Boone Co. residents concerned after vandalism causes oil leak into river
BOONE COUNTY, W.Va. (WSAZ) - 2/6/22 UPDATE: An act of vandalism is causing oil to spill into the Pond Fork River in Boone County.
Firefighters say the tank that was vandalized help up to 5,000 gallons of oil inside and it is currently unknown how much oil escaped from the tank.
G.W. Davis lives at the mouth of Jack Branch Road less that a mile from the transformer substation.
“I had no idea they had anything with oil or whatever,” said Davis.
He said he did not know there was oil in the tanks of an old transformer substation. Saturday he grew concerned when he saw fire trucks driving by in the afternoon, but said he did not know what they were doing.
“Yesterday, we saw a lot of traffic going out you know fire and rescue trucks,” said Davis.
Boone County firefighters said they went up to check the substation owned by Lexington Coal Company after a person came forward and said they could see oil sheen on the Pond Fork River.
Firefighters said they found out the station had been vandalized. The gate to a 5,000 gallon oil tank had been cut and the valve to the tank had been turned to let oil leak out.
“There is always shady people coming in and out of here plus they can come in from another way besides this way,” said Davis.
The West Virginia Department of Environmental Protection was called out to investigate. Officials with the DEP said the tank contained mineral oil inside and when it was vandalized that oil spilled into a sediment pond nearby.
Firefighters say the oil also leaked into the Pond Fork River.
A spokesperson with the DEP said no sheen or residue was visible and no fishkill had been observed.
A video taken by a Maria Gunnoe in South Madison down river from the spill was shared with WSAZ and it shows oil sheen in the river.
Davis said it is hard to stop people from going up to the substation.
“It’s hard to stop people when you have a lot of different access to get into Jack’s Branch you just really can’t stop it,” said Davis.
He said the road allows access to the restricted area.
“The gate is not going to stop anyone that cuts the locks or pulls the gates down no matter how big they are,” said Davis.
It is currently unknown how much oil was released into the Pond Fork Branch of the Little Coal River.
The DEP said they will continue to test the river. They said the spill has been contained after crews put down mats. The DEP also says the valve has been shut off and the inflow from the sediment pond to the river has been shut off by the Lexington Coal Company.
WSAZ checked with the Boone County Sheriff’s office who says there is no investigation currently into the vandalism. WSAZ also checked with the West Virginia State Police who said they do not have any cases related to this vandalism.
This is a developing story, keep checking WSAZ for updates.

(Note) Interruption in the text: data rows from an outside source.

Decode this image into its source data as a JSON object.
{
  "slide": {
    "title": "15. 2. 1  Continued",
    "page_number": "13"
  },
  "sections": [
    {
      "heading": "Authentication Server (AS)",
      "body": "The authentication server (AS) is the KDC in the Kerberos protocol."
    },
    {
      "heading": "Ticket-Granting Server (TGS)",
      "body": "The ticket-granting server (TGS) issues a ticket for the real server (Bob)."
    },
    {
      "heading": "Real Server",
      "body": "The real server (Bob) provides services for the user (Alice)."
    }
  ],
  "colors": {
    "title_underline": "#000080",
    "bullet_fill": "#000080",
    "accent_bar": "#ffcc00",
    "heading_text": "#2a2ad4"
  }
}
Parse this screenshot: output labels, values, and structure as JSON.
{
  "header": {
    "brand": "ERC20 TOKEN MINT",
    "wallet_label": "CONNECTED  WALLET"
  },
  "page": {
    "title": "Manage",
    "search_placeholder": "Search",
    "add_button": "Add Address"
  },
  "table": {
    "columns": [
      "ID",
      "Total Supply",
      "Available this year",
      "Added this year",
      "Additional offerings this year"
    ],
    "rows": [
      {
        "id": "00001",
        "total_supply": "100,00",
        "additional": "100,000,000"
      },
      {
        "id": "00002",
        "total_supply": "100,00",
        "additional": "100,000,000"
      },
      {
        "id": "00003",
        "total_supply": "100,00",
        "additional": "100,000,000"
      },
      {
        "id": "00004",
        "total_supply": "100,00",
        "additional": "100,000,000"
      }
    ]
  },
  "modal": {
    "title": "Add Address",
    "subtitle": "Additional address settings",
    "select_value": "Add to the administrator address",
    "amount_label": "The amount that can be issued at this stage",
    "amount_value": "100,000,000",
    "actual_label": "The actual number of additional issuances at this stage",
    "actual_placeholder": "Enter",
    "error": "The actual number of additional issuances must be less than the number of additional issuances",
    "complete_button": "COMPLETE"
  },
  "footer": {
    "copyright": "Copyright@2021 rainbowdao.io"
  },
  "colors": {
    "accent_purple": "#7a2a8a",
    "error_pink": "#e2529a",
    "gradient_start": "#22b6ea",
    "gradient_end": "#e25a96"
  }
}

The WVDEP says they were notified of a spill resulting from an act of vandalism at a Lexington Coal Company facility on the Pond Fork Branch of the Little Coal River in Boone County.
Officials say vandals had opened a valve on a transformer, releasing mineral oil into a sediment pond on Jacks Branch of the Pond Fork. A Lexington representative closed the valve and shut off the inflow to the sediment pond upon arrival.
The Madison Fire Department placed mats down in Jacks Branch to help contain the spill. WVDEP inspectors were on site and collected samples above and below the pond outlet and no sheen or residue was visible. No fishkill has been observed.
WVDEP staff will be onsite over the coming days to conduct a stream assessment and ensure the spill is cleaned up.
ORIGINAL: According to the Van Fire Department, vandals drained a tank that holds 5,000 gallons of oil from a coal substation. Firefighters say the oil has leaked from sediment ponds into Pond Fork River near Madison.
Firefighters say at the scene they found the gate cut and the valve to the tank turned.
The West Virginia Department of Environmental Protection was notified of a possible spill in the area and has an inspector en route to investigate the situation.
This is a developing story and will be updated as more information becomes available.